De leur coté, André et Geneviève et mesdemoiselles Marteau continuaient paisiblement leur route sans entendre les cris de détresse dont Joseph, à tout hasard, faisait retentir la plaine. Enfin une des petites filles ayant laissé tomber son sac, André arrêta le cheval et descendit pour chercher dans l'obscurité l'objet perdu. Pendant ce temps il lui sembla entendre mugir au loin une voix de stentor qui prononçait son nom. Il consulta ses compagnons, et Geneviève décida qu'il fallait retourner en arrière, parce qu'un accident était probablement arrivé aux voyageurs du char à bancs. André obéit, et, au bout de dix minutes, il rencontra les tristes piétons qui gagnaient le haut de la colline. Henriette voulut raconter la malheureuse aventure; mais, suffoquée par sa colère, elle s'arrêta pour respirer, et Joseph, profitant de l'occasion, se mit à raconter à sa manière. Il déclara que c'était un plaisant tour du marquis, et que ces demoiselles l'avaient bien mérité pour la manière dont elles s'étaient comportées dans le verger.

«C'est une infamie! s'écria Henriette; votre marquis est un vieil avare, un sournois et un ivrogne.

– Allons, allons, interrompit Joseph impatienté, vous oubliez que vous parlez devant son fils et qu'il est trop poli pour vous donner un démenti; mais, si vous étiez un homme, jarni Dieu!…

– Et c'est parce que M. André ne peut pas imposer silence à une femme, dit Geneviève assez vivement, que l'on ne doit pas abuser de sa politesse et lui faire entendre un langage qu'il ne peut supporter sans souffrir.
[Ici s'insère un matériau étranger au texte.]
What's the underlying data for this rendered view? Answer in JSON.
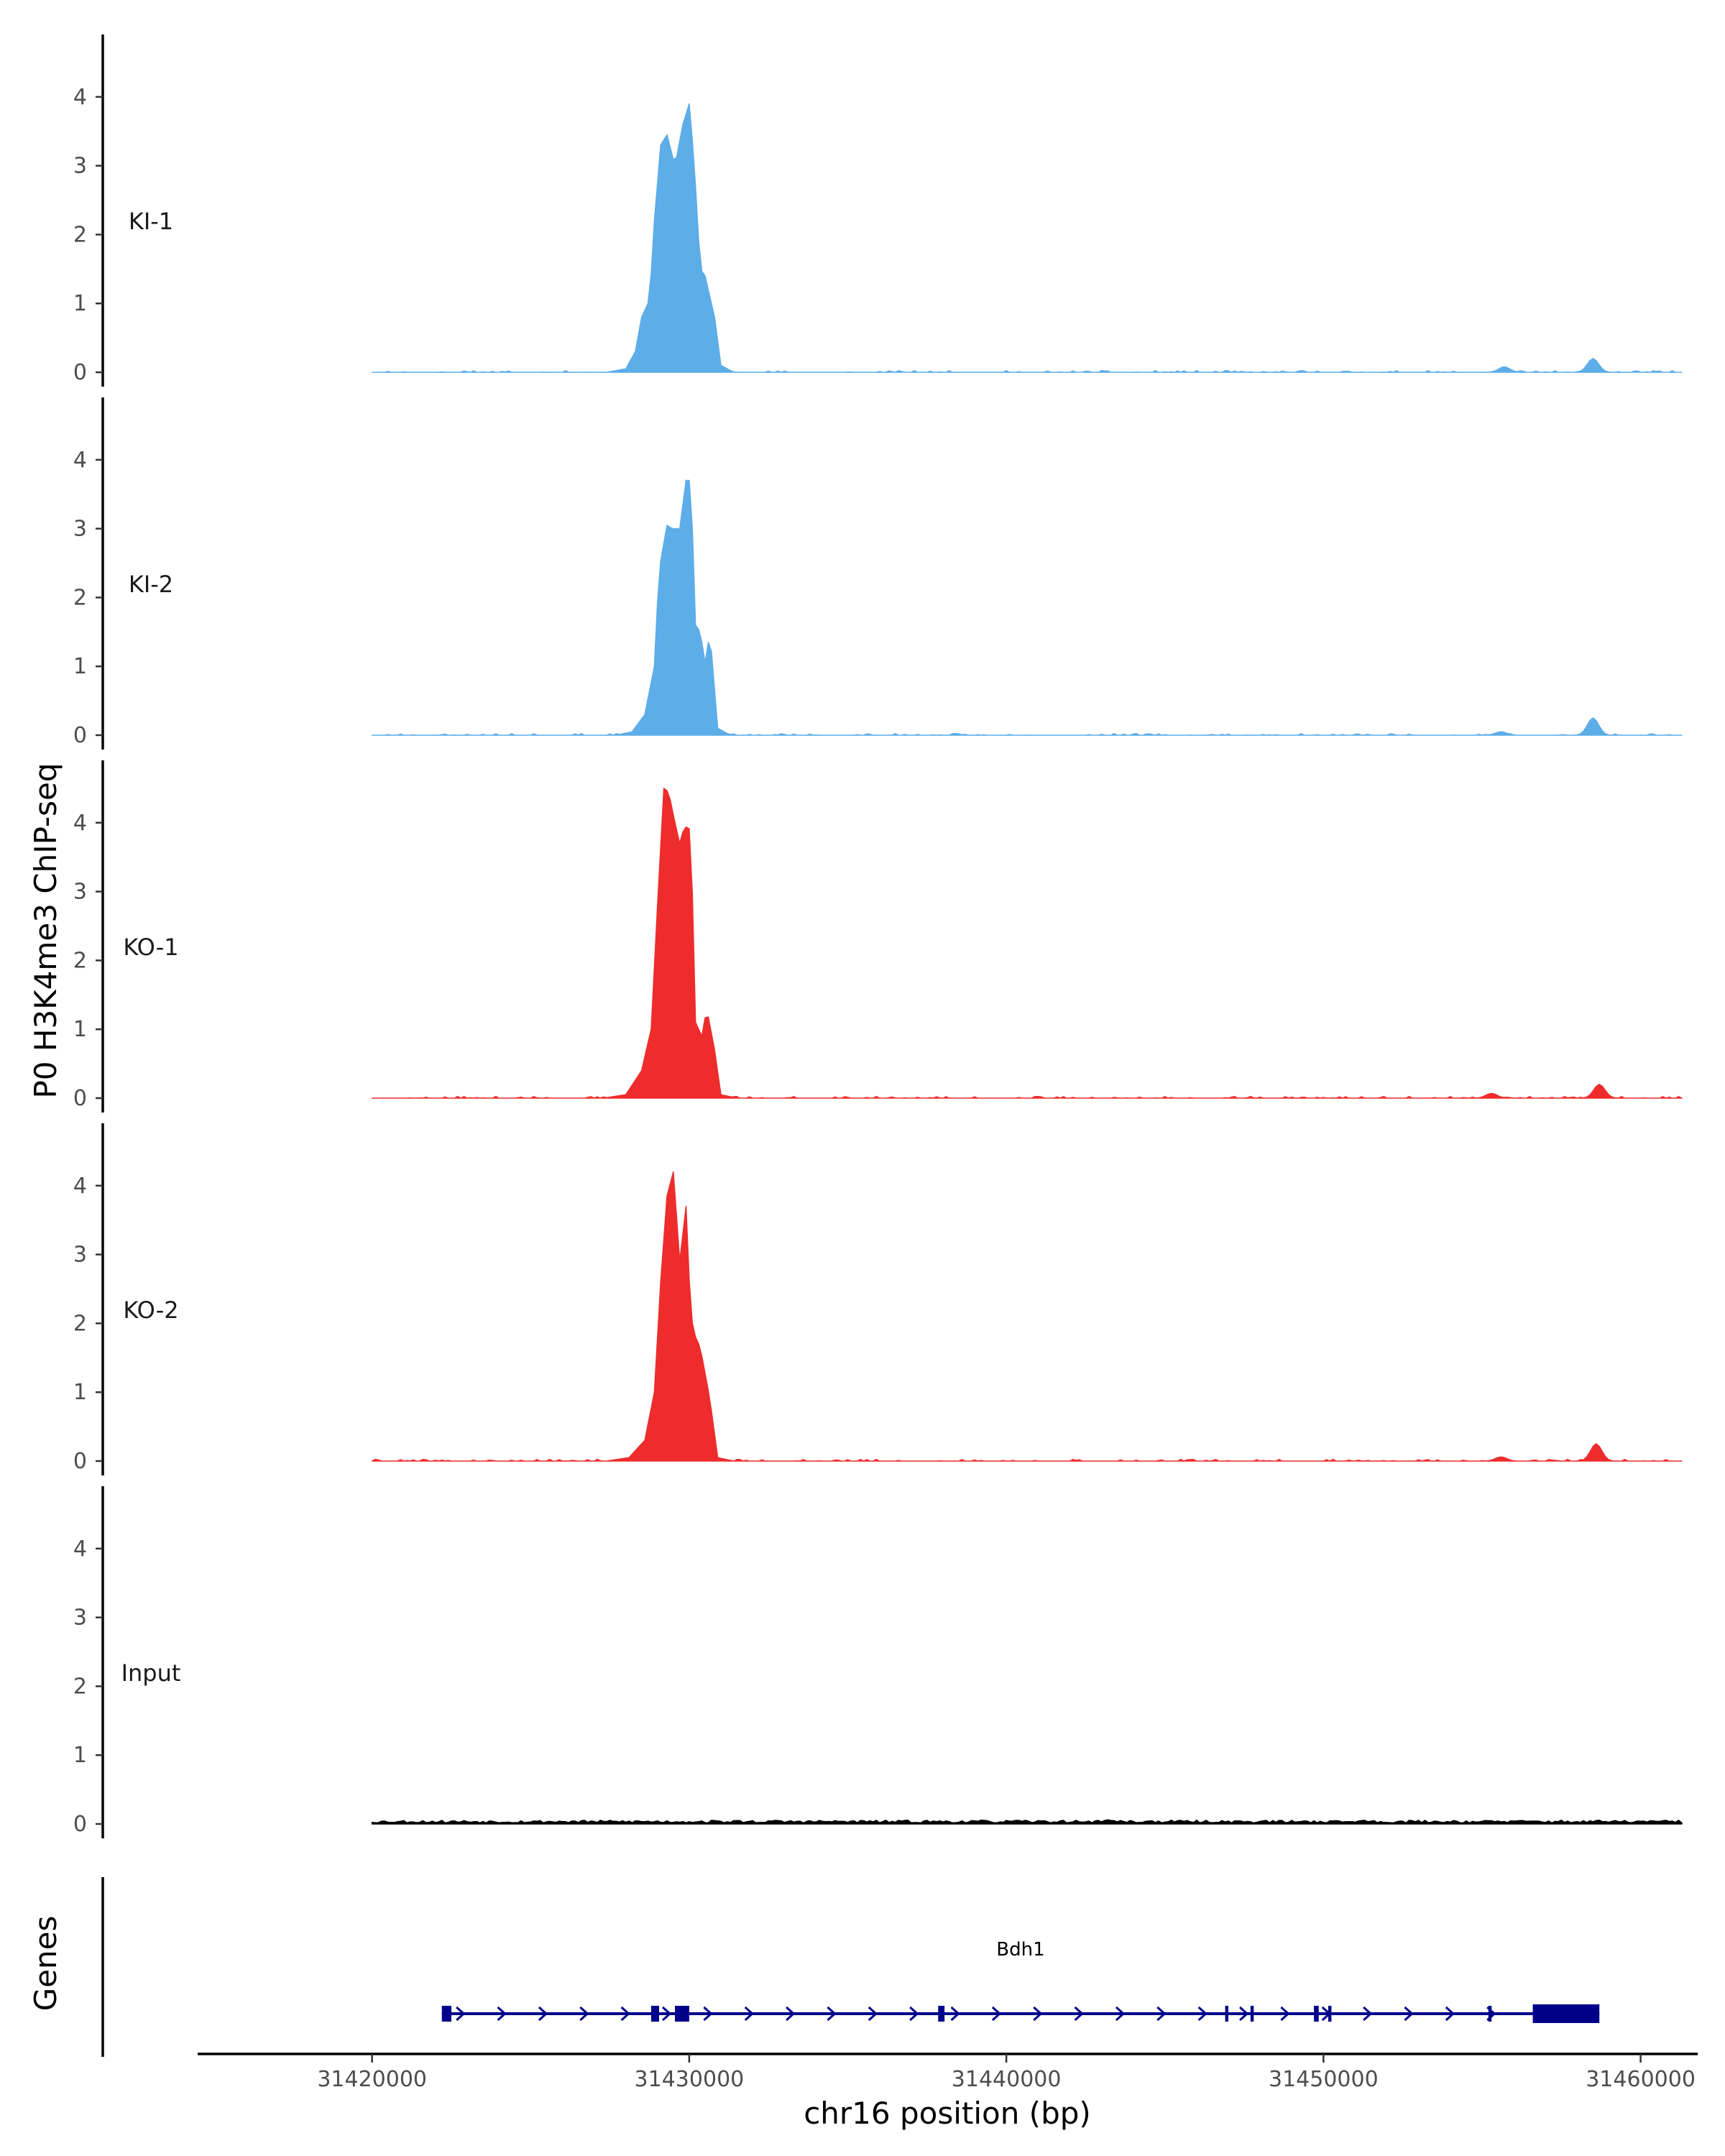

Allons, Henriette, calme-toi, prends ma place dans la voiture; tâchez de vous y arranger toutes, et de prendre seulement la petite Marie sur vos genoux. Pour nous, qui avons fait la moitié de la route en voiture, nous ferons bien le reste à pied, n'est-ce pas, ma chère Justine?

La chose fut bientôt convenue. Joseph voulut un instant faire les honneurs de sa voiture à André et achever la route à pied; mais il comprit bien vite qu'André aimait beaucoup mieux accompagner Geneviève, et il prit sa place dans la patache, qui continua le voyage au pas. André offrit son bras à Justine Marteau, afin d'avoir l'occasion d'offrir l'autre à Geneviève au bout de quelques minutes; mais à peine l'eut-elle accepté qu'André, qui se croyait fort en train de dire les choses les plus sensées du monde, ne trouva plus même à placer un mot insignifiant pour diminuer le malaise d'un silence qui dura près d'un quart d'heure sans aucune cause appréciable.

Ce fut mademoiselle Marteau qui le rompit la première, dès qu'elle eut fini de penser à autre chose; car elle était préoccupée, soit de la pensée de son trousseau, soit de celle de son fiancé. «Eh bien! dit-elle, qu'avons-nous donc tous les trois à regarder les étoiles?

– Je vous assure, répondit André, que je ne pensais pas aux étoiles, et que je les regardais encore moins. Et vous, mademoiselle Geneviève?

– Moi, je les regardais sans penser à rien, répondit-elle.

– Permettez-moi de ne pas vous croire, reprit André; je suis sûr, au contraire, que vous réfléchissez beaucoup et à propos de tout.

– Oh! oui, je réfléchis, répondit-elle; mais je n'en pense pas plus pour cela, car je ne sais rien, et quand j'ai bien rêvé, je n'en suis pas plus avancée.

– Cela est impossible. Quand vous regardez les étoiles, vous pensez à quelque chose.

– Je pense quelquefois à Dieu, qui a mis toutes ces lumières là-haut; mais comme on ne peut pas toujours penser à Dieu, il arrive que je continue à les regarder sans savoir pourquoi; et pourtant je reste des heures entières à ma fenêtre sans pouvoir m'en arracher. D'où cela vient-il? Sans doute les étoiles font cet effet-là à tout le monde: n'est-ce pas Justine?